Otro punto de apoyo de la versión estriba en la escasa actividad protocolar de Eduardo Brizuela del Moral, que ha sido ciertamente mínima en el ejercicio de la función publica; se limita a fotografiarse de “visita” en alguna obra inconclusa o a participar de actos protocolares o a viajes oficiales que parecen más mini vacaciones que otra cosa. Resulta difícil encontrarlo en los últimos años a Eduardo Brizuela del Moral en el centro de un escenario estresante. Nunca a decir verdad, lo que tendría que ver con las recomendaciones médicas.

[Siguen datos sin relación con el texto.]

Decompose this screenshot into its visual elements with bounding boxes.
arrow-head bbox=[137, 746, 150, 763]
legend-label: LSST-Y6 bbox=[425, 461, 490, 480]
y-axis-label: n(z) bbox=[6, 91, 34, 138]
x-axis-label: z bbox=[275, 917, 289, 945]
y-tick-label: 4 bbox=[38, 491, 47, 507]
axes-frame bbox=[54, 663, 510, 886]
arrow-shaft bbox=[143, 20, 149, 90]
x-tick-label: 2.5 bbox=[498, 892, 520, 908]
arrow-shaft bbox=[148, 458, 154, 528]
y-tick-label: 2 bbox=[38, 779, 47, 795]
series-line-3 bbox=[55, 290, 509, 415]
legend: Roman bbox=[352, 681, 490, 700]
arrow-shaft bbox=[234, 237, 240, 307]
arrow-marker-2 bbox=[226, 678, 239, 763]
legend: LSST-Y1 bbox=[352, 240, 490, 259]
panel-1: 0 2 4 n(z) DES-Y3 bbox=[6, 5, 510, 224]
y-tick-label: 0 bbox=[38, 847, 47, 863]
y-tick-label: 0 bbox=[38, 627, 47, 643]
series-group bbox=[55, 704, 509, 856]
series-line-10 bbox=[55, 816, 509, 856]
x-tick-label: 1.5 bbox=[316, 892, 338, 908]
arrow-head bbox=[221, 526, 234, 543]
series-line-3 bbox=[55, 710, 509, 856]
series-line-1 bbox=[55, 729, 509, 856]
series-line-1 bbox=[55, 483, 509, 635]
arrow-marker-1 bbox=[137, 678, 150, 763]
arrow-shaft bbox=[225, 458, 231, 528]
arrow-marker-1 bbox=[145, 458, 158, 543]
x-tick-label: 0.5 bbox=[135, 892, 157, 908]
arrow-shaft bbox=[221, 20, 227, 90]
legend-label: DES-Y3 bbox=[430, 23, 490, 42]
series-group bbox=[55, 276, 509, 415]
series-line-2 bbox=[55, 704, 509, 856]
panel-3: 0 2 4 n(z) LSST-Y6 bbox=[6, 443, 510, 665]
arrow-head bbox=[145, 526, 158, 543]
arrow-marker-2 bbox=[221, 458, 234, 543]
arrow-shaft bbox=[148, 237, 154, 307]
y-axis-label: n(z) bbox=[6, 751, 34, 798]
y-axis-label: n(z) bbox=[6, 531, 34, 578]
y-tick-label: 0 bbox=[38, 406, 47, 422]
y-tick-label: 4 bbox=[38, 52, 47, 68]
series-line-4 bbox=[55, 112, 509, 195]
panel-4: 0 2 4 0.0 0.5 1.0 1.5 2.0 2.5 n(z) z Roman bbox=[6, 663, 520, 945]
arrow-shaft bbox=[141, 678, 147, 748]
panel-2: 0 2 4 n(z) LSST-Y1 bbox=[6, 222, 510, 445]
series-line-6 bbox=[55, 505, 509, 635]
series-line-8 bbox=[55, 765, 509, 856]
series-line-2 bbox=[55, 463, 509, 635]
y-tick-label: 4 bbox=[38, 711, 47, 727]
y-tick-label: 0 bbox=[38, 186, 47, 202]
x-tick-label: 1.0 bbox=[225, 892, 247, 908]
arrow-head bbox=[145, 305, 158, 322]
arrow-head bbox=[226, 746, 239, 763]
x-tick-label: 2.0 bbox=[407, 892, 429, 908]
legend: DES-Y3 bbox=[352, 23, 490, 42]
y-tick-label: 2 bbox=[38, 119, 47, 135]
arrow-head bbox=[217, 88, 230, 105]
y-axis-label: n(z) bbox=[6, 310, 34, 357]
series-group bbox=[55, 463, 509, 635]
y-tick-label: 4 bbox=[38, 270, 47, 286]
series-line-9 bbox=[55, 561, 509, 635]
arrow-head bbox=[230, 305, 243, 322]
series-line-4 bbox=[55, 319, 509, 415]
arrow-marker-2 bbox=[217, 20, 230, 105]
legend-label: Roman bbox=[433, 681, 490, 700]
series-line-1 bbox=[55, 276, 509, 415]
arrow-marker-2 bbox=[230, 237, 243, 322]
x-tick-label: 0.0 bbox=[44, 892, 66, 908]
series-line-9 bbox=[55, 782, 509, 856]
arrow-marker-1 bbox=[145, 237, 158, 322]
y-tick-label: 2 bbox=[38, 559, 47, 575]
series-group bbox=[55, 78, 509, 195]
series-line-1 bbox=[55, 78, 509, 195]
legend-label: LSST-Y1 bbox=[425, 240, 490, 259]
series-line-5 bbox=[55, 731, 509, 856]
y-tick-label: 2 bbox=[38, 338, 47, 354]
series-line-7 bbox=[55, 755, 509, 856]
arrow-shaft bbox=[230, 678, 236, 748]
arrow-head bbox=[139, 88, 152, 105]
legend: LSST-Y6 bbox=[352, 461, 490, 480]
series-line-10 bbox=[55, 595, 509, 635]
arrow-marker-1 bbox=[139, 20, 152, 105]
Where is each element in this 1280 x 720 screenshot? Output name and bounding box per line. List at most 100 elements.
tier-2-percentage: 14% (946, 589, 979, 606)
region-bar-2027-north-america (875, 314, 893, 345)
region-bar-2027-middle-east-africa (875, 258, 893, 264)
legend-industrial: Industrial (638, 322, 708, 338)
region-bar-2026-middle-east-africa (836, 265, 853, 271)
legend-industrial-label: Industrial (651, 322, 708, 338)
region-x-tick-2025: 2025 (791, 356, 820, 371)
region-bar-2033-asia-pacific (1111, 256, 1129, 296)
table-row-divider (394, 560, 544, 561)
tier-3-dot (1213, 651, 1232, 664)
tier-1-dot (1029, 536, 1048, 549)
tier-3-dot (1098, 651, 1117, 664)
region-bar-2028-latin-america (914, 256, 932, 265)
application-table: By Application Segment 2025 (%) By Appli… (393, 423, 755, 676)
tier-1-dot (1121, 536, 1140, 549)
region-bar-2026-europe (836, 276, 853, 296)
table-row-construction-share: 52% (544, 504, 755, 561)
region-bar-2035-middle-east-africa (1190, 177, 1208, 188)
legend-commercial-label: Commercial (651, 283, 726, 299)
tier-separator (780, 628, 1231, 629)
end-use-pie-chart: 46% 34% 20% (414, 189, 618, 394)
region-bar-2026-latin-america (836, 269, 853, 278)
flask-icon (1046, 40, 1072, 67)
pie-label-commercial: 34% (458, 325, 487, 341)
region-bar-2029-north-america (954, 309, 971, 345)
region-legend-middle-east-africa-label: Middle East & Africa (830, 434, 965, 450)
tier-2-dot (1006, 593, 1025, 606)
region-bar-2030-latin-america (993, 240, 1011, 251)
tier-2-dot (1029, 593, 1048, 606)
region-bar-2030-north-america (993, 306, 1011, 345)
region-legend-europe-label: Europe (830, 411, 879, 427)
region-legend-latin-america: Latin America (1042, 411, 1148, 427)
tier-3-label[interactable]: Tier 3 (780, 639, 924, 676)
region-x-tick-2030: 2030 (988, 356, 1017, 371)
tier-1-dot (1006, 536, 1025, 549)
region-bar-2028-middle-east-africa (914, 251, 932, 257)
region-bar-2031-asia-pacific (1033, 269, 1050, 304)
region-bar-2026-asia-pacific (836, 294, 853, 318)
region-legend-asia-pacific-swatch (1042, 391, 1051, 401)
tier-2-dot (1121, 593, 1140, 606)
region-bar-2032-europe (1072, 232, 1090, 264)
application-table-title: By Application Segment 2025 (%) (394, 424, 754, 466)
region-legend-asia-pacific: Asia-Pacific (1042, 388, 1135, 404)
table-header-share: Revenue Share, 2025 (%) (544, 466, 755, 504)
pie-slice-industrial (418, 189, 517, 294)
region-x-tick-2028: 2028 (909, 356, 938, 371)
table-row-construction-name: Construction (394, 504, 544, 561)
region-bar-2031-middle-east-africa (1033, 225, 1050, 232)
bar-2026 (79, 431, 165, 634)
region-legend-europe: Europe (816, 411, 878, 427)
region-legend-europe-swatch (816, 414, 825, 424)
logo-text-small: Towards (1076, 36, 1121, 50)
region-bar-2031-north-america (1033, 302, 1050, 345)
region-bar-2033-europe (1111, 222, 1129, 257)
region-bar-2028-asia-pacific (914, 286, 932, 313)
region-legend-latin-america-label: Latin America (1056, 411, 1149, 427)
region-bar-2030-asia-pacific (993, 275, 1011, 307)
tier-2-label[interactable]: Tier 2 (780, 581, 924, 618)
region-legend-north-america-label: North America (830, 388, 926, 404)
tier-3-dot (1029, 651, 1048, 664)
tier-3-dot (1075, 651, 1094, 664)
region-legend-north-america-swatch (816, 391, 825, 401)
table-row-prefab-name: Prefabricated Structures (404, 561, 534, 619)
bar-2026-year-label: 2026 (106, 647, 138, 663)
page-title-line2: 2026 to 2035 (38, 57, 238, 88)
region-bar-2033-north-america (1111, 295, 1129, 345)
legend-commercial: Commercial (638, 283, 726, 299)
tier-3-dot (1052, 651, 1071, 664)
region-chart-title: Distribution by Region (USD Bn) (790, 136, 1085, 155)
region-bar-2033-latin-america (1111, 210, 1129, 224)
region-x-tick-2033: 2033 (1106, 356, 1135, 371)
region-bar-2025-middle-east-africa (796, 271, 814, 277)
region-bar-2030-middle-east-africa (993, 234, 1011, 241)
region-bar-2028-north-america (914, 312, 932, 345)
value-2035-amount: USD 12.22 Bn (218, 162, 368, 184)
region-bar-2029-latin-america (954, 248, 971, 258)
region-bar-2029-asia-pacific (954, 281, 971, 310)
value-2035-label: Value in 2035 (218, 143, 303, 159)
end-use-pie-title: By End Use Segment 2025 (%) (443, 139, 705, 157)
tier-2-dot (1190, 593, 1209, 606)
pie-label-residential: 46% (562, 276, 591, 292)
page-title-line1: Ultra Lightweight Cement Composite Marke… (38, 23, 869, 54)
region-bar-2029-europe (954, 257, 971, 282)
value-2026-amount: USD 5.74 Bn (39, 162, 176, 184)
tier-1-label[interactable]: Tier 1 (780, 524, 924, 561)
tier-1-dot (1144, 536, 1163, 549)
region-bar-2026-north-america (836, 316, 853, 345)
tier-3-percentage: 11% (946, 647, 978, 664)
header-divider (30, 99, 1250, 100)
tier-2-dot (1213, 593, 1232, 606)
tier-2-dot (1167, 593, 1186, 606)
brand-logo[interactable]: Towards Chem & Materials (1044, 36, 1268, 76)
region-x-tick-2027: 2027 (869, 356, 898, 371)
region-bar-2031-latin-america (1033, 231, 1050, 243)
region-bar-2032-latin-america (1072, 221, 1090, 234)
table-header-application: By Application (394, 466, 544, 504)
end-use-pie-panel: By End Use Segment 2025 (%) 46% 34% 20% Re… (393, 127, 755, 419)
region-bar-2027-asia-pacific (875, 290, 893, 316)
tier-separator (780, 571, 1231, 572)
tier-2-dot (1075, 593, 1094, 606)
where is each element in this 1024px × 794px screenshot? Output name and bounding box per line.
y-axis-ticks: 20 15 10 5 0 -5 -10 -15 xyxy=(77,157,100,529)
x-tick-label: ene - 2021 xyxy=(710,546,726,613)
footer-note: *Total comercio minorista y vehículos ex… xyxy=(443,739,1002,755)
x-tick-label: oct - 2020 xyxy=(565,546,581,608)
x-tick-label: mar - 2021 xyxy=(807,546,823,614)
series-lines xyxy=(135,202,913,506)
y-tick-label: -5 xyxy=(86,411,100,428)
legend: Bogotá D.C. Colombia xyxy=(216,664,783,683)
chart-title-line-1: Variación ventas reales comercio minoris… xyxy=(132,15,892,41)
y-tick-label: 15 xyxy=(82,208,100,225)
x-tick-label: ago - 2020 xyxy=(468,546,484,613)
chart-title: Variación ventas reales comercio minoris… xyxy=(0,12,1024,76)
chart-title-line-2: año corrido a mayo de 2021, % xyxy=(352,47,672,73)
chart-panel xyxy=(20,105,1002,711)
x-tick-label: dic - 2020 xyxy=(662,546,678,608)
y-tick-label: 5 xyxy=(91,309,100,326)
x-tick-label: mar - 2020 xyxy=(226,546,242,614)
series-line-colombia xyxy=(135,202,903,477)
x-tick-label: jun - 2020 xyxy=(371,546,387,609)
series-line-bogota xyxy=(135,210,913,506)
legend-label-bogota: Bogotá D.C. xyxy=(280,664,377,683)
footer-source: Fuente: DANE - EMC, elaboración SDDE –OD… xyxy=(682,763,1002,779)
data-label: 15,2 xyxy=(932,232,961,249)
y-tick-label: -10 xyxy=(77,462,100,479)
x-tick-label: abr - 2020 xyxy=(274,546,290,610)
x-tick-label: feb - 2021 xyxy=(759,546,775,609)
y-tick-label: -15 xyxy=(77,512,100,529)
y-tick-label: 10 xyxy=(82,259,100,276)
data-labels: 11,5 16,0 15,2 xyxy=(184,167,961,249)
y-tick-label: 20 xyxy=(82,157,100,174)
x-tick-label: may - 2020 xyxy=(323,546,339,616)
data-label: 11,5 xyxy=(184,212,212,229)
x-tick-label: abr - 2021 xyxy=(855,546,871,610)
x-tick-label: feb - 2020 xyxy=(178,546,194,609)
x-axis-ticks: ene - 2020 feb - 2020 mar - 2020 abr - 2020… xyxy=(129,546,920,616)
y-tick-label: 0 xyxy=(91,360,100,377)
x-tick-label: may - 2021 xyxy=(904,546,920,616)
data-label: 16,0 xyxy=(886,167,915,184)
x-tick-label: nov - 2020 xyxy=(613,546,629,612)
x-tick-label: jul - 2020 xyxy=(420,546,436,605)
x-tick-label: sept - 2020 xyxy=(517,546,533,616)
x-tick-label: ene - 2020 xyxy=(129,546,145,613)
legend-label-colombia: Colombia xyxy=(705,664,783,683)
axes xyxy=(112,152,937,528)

Por otro lado, a Ricardo Guzmán condiciones no le faltan claro. Además de intendente y de haber cultivado una imagen política respetable, que reafirmó al rechazar la posibilidad de un tercer mandato en la intendencia de la Capital, aún en contra del capricho de Brizuela del Moral, representa al único sector político que hace las veces de contrapeso al brizuelismo sin rumbo, al sector Celeste que comanda Oscar Castillo, constituido en el mayor operador político del FCyS, que fue quien bajó de la candidatura a gobernador a Luis Barrionuevo en 2003, cuando las encuestas favorecían al gastronómico, proscribiéndolo y sirviéndole la candidatura en bandeja al módico gobernador actual.